What are Gasteiger and Kollman charges? Where exactly are these charges being added in the protein? How can I determine the location of these charges in the protein
If the gromacs has been compiled with GPU during installation, but default, mdrun launches the run on both CPU and GPU so no extra steps are necessary. Nevertheless, to specify number cores or GPU or the tasks that need to be offloaded to GPU can be set by various parameters like -nt for number of cpu threads , -gpu_id to specify a gpu, -nb gpu to offload non-bonded calculations to GPU.. etc
Yes you can. But cryo-em structures are low resolution, hence to generate good atom level coordinates, it's useful to process the cryo-em structures with energy minimisation or small molecular dynamics simulation before using it for docking
Hi, I am really impressed your video. I have a question. Your first video you used a UCSF Chimera and AutoDock vina, and in this video, you use AutoDock Tools with AutoDock vina. AutoDock Tools can be replaced with UCSF Chimera? Do they perform similarly?

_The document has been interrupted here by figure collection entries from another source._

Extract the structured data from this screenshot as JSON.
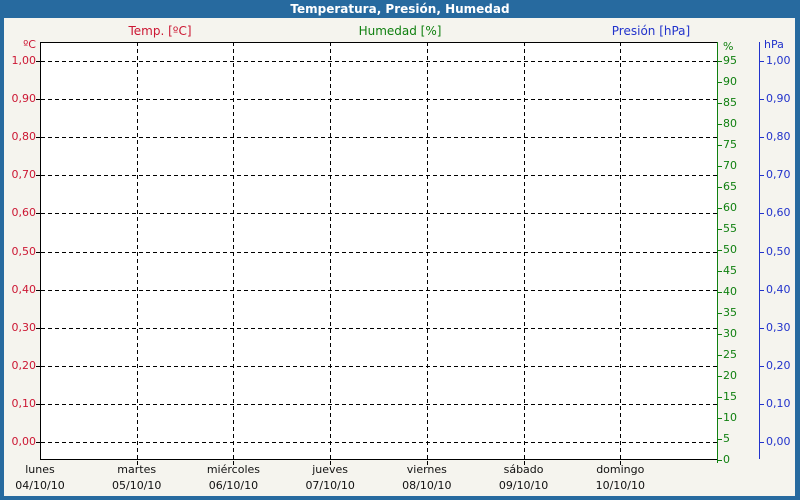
{
  "window": {
    "title": "Temperatura, Presión, Humedad"
  },
  "legend": {
    "temperature": "Temp. [ºC]",
    "humidity": "Humedad [%]",
    "pressure": "Presión [hPa]"
  },
  "axes": {
    "temperature": {
      "unit": "ºC",
      "ticks": [
        "1,00",
        "0,90",
        "0,80",
        "0,70",
        "0,60",
        "0,50",
        "0,40",
        "0,30",
        "0,20",
        "0,10",
        "0,00"
      ]
    },
    "humidity": {
      "unit": "%",
      "ticks": [
        "95",
        "90",
        "85",
        "80",
        "75",
        "70",
        "65",
        "60",
        "55",
        "50",
        "45",
        "40",
        "35",
        "30",
        "25",
        "20",
        "15",
        "10",
        "5",
        "0"
      ]
    },
    "pressure": {
      "unit": "hPa",
      "ticks": [
        "1,00",
        "0,90",
        "0,80",
        "0,70",
        "0,60",
        "0,50",
        "0,40",
        "0,30",
        "0,20",
        "0,10",
        "0,00"
      ]
    }
  },
  "x_axis": {
    "days": [
      {
        "name": "lunes",
        "date": "04/10/10"
      },
      {
        "name": "martes",
        "date": "05/10/10"
      },
      {
        "name": "miércoles",
        "date": "06/10/10"
      },
      {
        "name": "jueves",
        "date": "07/10/10"
      },
      {
        "name": "viernes",
        "date": "08/10/10"
      },
      {
        "name": "sábado",
        "date": "09/10/10"
      },
      {
        "name": "domingo",
        "date": "10/10/10"
      }
    ]
  },
  "colors": {
    "titlebar": "#276a9f",
    "window_bg": "#f5f4ee",
    "plot_bg": "#ffffff",
    "grid": "#000000",
    "temperature": "#cc1733",
    "humidity": "#108010",
    "pressure": "#2233cc"
  },
  "chart_data": {
    "type": "line",
    "title": "Temperatura, Presión, Humedad",
    "x": {
      "tick_days": [
        "lunes",
        "martes",
        "miércoles",
        "jueves",
        "viernes",
        "sábado",
        "domingo"
      ],
      "tick_dates": [
        "04/10/10",
        "05/10/10",
        "06/10/10",
        "07/10/10",
        "08/10/10",
        "09/10/10",
        "10/10/10"
      ]
    },
    "y_axes": [
      {
        "name": "Temp. [ºC]",
        "side": "left",
        "range": [
          0.0,
          1.0
        ],
        "tick_step": 0.1,
        "color": "#cc1733"
      },
      {
        "name": "Humedad [%]",
        "side": "right",
        "range": [
          0,
          100
        ],
        "tick_step": 5,
        "color": "#108010"
      },
      {
        "name": "Presión [hPa]",
        "side": "right",
        "range": [
          0.0,
          1.0
        ],
        "tick_step": 0.1,
        "color": "#2233cc"
      }
    ],
    "series": [
      {
        "name": "Temp. [ºC]",
        "values": []
      },
      {
        "name": "Humedad [%]",
        "values": []
      },
      {
        "name": "Presión [hPa]",
        "values": []
      }
    ],
    "grid": true,
    "legend_position": "top",
    "note": "empty plot area — no data points drawn"
  }
}
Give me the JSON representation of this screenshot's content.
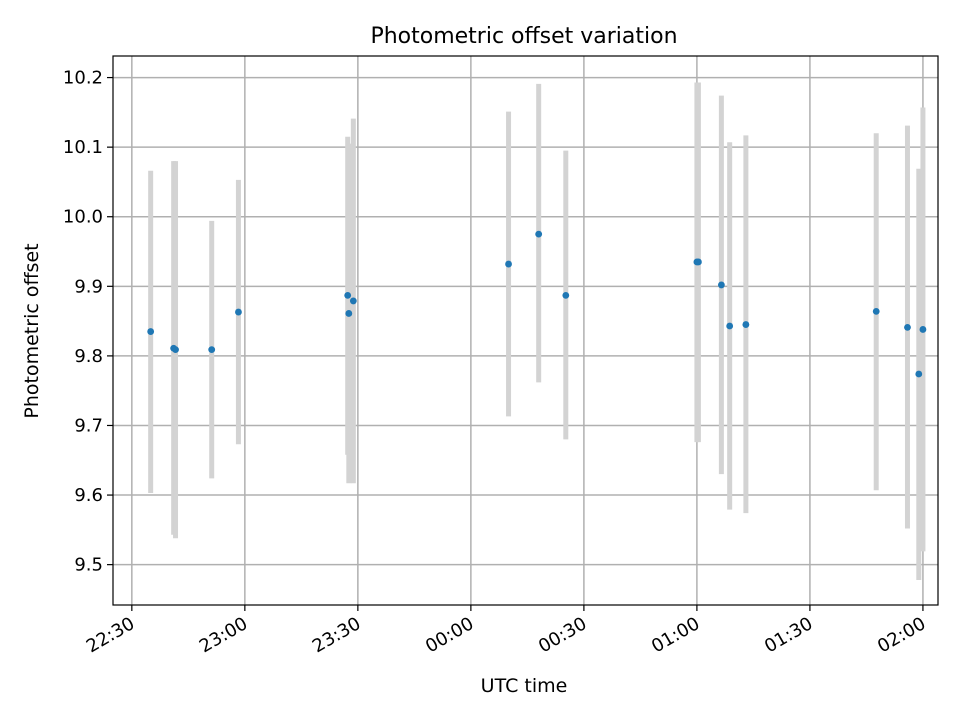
{
  "chart_data": {
    "type": "scatter",
    "title": "Photometric offset variation",
    "xlabel": "UTC time",
    "ylabel": "Photometric offset",
    "x_ticks": [
      "22:30",
      "23:00",
      "23:30",
      "00:00",
      "00:30",
      "01:00",
      "01:30",
      "02:00"
    ],
    "x_tick_minutes": [
      0,
      30,
      60,
      90,
      120,
      150,
      180,
      210
    ],
    "xlim_minutes": [
      -5,
      214
    ],
    "y_ticks": [
      "9.5",
      "9.6",
      "9.7",
      "9.8",
      "9.9",
      "10.0",
      "10.1",
      "10.2"
    ],
    "y_tick_values": [
      9.5,
      9.6,
      9.7,
      9.8,
      9.9,
      10.0,
      10.1,
      10.2
    ],
    "ylim": [
      9.442,
      10.231
    ],
    "grid": true,
    "point_color": "#1f77b4",
    "errorbar_color": "#d3d3d3",
    "points": [
      {
        "t": 5.0,
        "y": 9.835,
        "lo": 9.603,
        "hi": 10.066
      },
      {
        "t": 11.1,
        "y": 9.811,
        "lo": 9.543,
        "hi": 10.08
      },
      {
        "t": 11.6,
        "y": 9.809,
        "lo": 9.538,
        "hi": 10.08
      },
      {
        "t": 21.2,
        "y": 9.809,
        "lo": 9.624,
        "hi": 9.994
      },
      {
        "t": 28.3,
        "y": 9.863,
        "lo": 9.673,
        "hi": 10.053
      },
      {
        "t": 57.3,
        "y": 9.887,
        "lo": 9.658,
        "hi": 10.115
      },
      {
        "t": 57.6,
        "y": 9.861,
        "lo": 9.617,
        "hi": 10.105
      },
      {
        "t": 58.8,
        "y": 9.879,
        "lo": 9.617,
        "hi": 10.141
      },
      {
        "t": 100.0,
        "y": 9.932,
        "lo": 9.713,
        "hi": 10.151
      },
      {
        "t": 108.0,
        "y": 9.975,
        "lo": 9.762,
        "hi": 10.191
      },
      {
        "t": 115.2,
        "y": 9.887,
        "lo": 9.68,
        "hi": 10.095
      },
      {
        "t": 150.0,
        "y": 9.935,
        "lo": 9.676,
        "hi": 10.193
      },
      {
        "t": 150.4,
        "y": 9.935,
        "lo": 9.676,
        "hi": 10.193
      },
      {
        "t": 156.5,
        "y": 9.902,
        "lo": 9.63,
        "hi": 10.174
      },
      {
        "t": 158.7,
        "y": 9.843,
        "lo": 9.579,
        "hi": 10.107
      },
      {
        "t": 163.0,
        "y": 9.845,
        "lo": 9.574,
        "hi": 10.117
      },
      {
        "t": 197.6,
        "y": 9.864,
        "lo": 9.607,
        "hi": 10.12
      },
      {
        "t": 205.9,
        "y": 9.841,
        "lo": 9.552,
        "hi": 10.131
      },
      {
        "t": 208.9,
        "y": 9.774,
        "lo": 9.478,
        "hi": 10.069
      },
      {
        "t": 210.0,
        "y": 9.838,
        "lo": 9.519,
        "hi": 10.157
      }
    ]
  }
}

Hi, yes for simple docking purposes, AutoDock tools can be used instead of Chimera to generate the PDBQT files, but Chimera does have some additional capabilities which are not present in AutoDockTools like filling up missing atoms from side chains, protonation states of residues etc.
Thank uuuuuu so much, sir... But one request sir. I'm a BS student of microbiology so I want to do an ms and PhD in bioinformatics. So I need more tutorials about the bioinformatics course and also the practical section too with each topic. Thanks once again 🤲
Nice explaination. I have obtained dipole moment of a molecule using gromacs, but how I can visualize it in vmd as a vector along with my molecule. Should i give this dipole.xvg file as an input to vmd???
Hi dear Please I need to ask you about dipole moment What is important to calculate it in MD simulation process What is the idea that I get form dipole moment value ?? Thank you dear
my protein have zinc ion and hydroxide ion. i tried all type of forcefield but i could not run simulation it shows error zn residues not found or oh residue not found. did you have any suggestion for run my protein.